Al trámite fueron vinculados la Fiscalía 2ª Seccional de Bogotá, la Procuraduría General de la Nación y la representante legal de la víctima, partes e intervinientes dentro del proceso con radicado 11001600005520120043900.
FUNDAMENTOS DE LA ACCIÓN
1. Para lo que compete resolver en el presente asunto, del escaso escrito de tutela y documentos aportados al plenario la Sala destaca los siguientes hechos jurídicamente relevantes:
(i) Mediante sentencia del 26 de noviembre de 2015, el Juzgado 32 Penal del Circuito con Función de Conocimiento de Bogotá condenó a MIGUEL ANTONIO OLAYA VELASCO a 192 meses de prisión, como autor responsable del delito de actos sexuales con menor de 14 años en concurso homogéneo y sucesivo, en concurso heterogéneo con incesto, absolviéndolo por acceso carnal abusivo con menor de 14 años agravado.
(ii) Impugnada por la defensa, la decisión del juez de primera instancia, previa declaratoria de extinción de la acción penal por el punible de incesto, fue modificada por la Sala Penal del Tribunal Superior la misma ciudad, con providencia del 1º de marzo de 2016, en la que se le impuso al prenombrado 180 meses de prisión, «como responsable del delito de actos sexuales con menor de 14 años en concurso homogéneo y heterogéneo. (sic)»
(iii) Refiere el gestor del amparo que le fue impuesta una pena superior a la que correspondía, toda vez que las instancias «pasaron por alto la absolución del cargo de acceso carnal abusivo agravado que fue el delito base que presentó la fiscalía… y la extinción de la acción penal de dos cargos», por lo que «la pena debe quedar en 108 meses de prisión… teniendo en cuenta que en mi caso contaba con… la carencia de antecedentes penales…», adicionando que por ello, según se comprende, el pasado 7 de septiembre, el Juzgado 2º de Ejecución de Penas de Guaduas le negó la libertad por pena cumplida.

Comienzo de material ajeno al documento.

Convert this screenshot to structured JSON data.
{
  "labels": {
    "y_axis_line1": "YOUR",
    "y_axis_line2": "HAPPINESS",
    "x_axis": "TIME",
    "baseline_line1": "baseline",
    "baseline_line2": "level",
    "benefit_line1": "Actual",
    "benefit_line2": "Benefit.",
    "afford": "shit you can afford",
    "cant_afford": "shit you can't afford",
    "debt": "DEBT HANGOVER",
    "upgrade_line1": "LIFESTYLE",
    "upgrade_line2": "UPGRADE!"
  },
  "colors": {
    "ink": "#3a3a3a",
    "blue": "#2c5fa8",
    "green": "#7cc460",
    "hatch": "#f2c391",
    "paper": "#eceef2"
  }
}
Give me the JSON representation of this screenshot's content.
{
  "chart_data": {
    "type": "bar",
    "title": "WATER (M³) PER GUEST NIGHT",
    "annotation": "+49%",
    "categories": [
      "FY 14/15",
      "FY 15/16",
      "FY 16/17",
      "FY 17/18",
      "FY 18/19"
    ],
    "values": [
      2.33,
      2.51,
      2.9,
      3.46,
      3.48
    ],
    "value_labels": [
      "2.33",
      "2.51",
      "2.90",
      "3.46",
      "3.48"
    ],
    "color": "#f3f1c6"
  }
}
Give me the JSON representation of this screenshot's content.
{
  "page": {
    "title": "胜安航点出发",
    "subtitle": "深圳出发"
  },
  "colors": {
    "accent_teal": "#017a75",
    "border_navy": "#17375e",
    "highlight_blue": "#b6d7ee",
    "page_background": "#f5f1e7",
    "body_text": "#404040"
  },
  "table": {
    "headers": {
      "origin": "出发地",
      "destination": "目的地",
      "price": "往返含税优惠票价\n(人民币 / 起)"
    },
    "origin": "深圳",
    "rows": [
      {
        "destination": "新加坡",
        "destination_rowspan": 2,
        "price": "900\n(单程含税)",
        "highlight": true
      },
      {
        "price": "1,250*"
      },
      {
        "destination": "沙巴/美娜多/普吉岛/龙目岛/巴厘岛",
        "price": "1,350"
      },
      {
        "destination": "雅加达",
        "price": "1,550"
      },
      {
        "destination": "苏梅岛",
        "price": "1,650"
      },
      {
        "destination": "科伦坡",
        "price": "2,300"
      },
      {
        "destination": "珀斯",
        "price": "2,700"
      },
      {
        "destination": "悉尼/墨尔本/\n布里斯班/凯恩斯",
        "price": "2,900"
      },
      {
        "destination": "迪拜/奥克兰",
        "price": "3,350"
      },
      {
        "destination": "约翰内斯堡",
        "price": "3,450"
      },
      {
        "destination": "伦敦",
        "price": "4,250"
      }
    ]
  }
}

2. Como consecuencia de lo anterior, la parte accionante acude al juez de tutela para que, en amparo de la prerrogativa fundamental invocada, intervenga en el proceso con radicado 11001600005520120043900 y ordene «a las partes accionadas realizar la corrección aritmética sobre el quantum de la pena que debe quedar en 120 meses de prisión y no como quedó en 180 meses…».
TRÁMITE PROCESAL
Por auto del 11 de octubre de 2021, la Sala admitió la tutela y corrió el traslado correspondiente a las autoridades accionadas y vinculadas.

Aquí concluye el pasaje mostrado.